Арсений почувствовал на спине своей пристальный взгляд. Он подумал, что опять глазеют на модную рубаху, но взгляд проникал, кажется, дальше, внутрь, тревожил его. Он настороженно осмотрелся и встретился глазами с женщиной, спустившей от жары полушалок на плечи. По правую руку от нее лежали редьки величиной со стодвадцатимиллиметровые снаряды, поточенные на острие червяками, грудка моркови с кудряшками бледной зелени и стоял ведерный туес с солеными огурцами, из которого свесились стебли укропа.
— Может быть, попробуете моих огурчиков? — тихо, не спуская глаз с Арсения, поинтересовалась женщина. И его что-то совсем уж встревожило и обеспокоило. В глазах женщины, чуть сощуренных, была не то усмешка, не то испуг, в уголках губ задумчивые, горестные складки. Руки женщины в земляных трещинках и под ногтями земля.

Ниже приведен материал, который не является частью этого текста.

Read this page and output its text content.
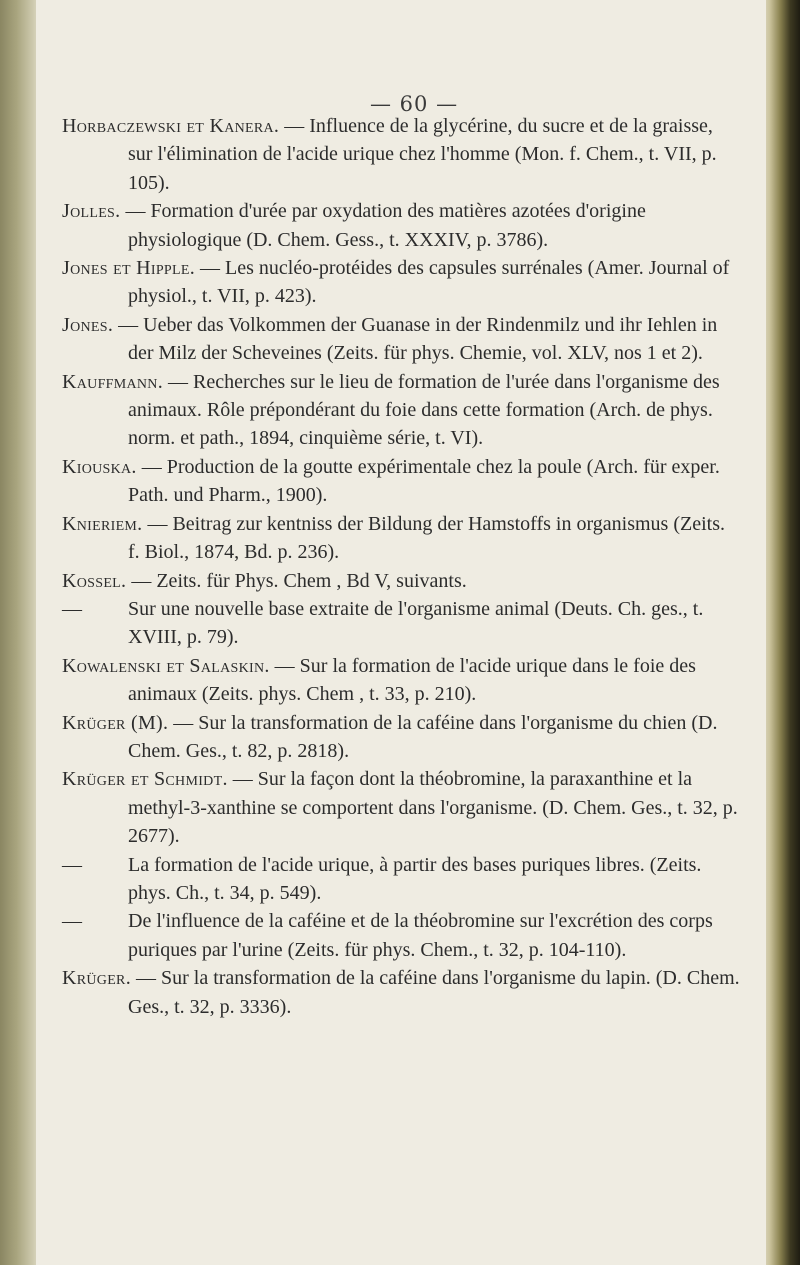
— 60 —
Horbaczewski et Kanera. — Influence de la glycérine, du sucre et de la graisse, sur l'élimination de l'acide urique chez l'homme (Mon. f. Chem., t. VII, p. 105).
Jolles. — Formation d'urée par oxydation des matières azotées d'origine physiologique (D. Chem. Gess., t. XXXIV, p. 3786).
Jones et Hipple. — Les nucléo-protéides des capsules surrénales (Amer. Journal of physiol., t. VII, p. 423).
Jones. — Ueber das Volkommen der Guanase in der Rindenmilz und ihr Iehlen in der Milz der Scheveines (Zeits. für phys. Chemie, vol. XLV, nos 1 et 2).
Kauffmann. — Recherches sur le lieu de formation de l'urée dans l'organisme des animaux. Rôle prépondérant du foie dans cette formation (Arch. de phys. norm. et path., 1894, cinquième série, t. VI).
Kiouska. — Production de la goutte expérimentale chez la poule (Arch. für exper. Path. und Pharm., 1900).
Knieriem. — Beitrag zur kentniss der Bildung der Hamstoffs in organismus (Zeits. f. Biol., 1874, Bd. p. 236).
Kossel. — Zeits. für Phys. Chem , Bd V, suivants.
— Sur une nouvelle base extraite de l'organisme animal (Deuts. Ch. ges., t. XVIII, p. 79).
Kowalenski et Salaskin. — Sur la formation de l'acide urique dans le foie des animaux (Zeits. phys. Chem , t. 33, p. 210).
Krüger (M). — Sur la transformation de la caféine dans l'organisme du chien (D. Chem. Ges., t. 82, p. 2818).
Krüger et Schmidt. — Sur la façon dont la théobromine, la paraxanthine et la methyl-3-xanthine se comportent dans l'organisme. (D. Chem. Ges., t. 32, p. 2677).
— La formation de l'acide urique, à partir des bases puriques libres. (Zeits. phys. Ch., t. 34, p. 549).
— De l'influence de la caféine et de la théobromine sur l'excrétion des corps puriques par l'urine (Zeits. für phys. Chem., t. 32, p. 104-110).
Krüger. — Sur la transformation de la caféine dans l'organisme du lapin. (D. Chem. Ges., t. 32, p. 3336).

Руки были мыты, хорошо мыты, но это была та земля, что впитывается в кожу надолго, иногда навечно, — пашенная земля.
— Что ж, можно и ваших, — отозвался Арсений с наигранной веселостью. Так уж почему-то принято разговаривать с торговками.
Женщина усмехнулась, подала ему на кончике ножа коренастый, на диво сохранившийся огурчик и что-то при этом сказала одними губами, какие-то незнакомые слова. Но Арсений не обратил особого внимания на слова, он с хрустом откусил огурца и зажмурился:
— Класс!
— Сколько вам?
— Немного. Вот, — все так же беспечно сунул он модную шляпу. — Сколько сюда войдет, столько и сыпьте.
— Ну, зачем же такую вещь портить? Это ж не яблоки, выпачкают. Для вас готова и газету схлопотать, — напевно, с каким-то скрытым смыслом говорила она, не переставая загадочно улыбаться. Она вылавливала огурцы из туеса. Усмешка, так тревожившая Арсения, разом как-то свяла па губах женщины, и она, уронив деревянный черпак, подалась к нему. — Арся, ты неужели меня не узнаешь?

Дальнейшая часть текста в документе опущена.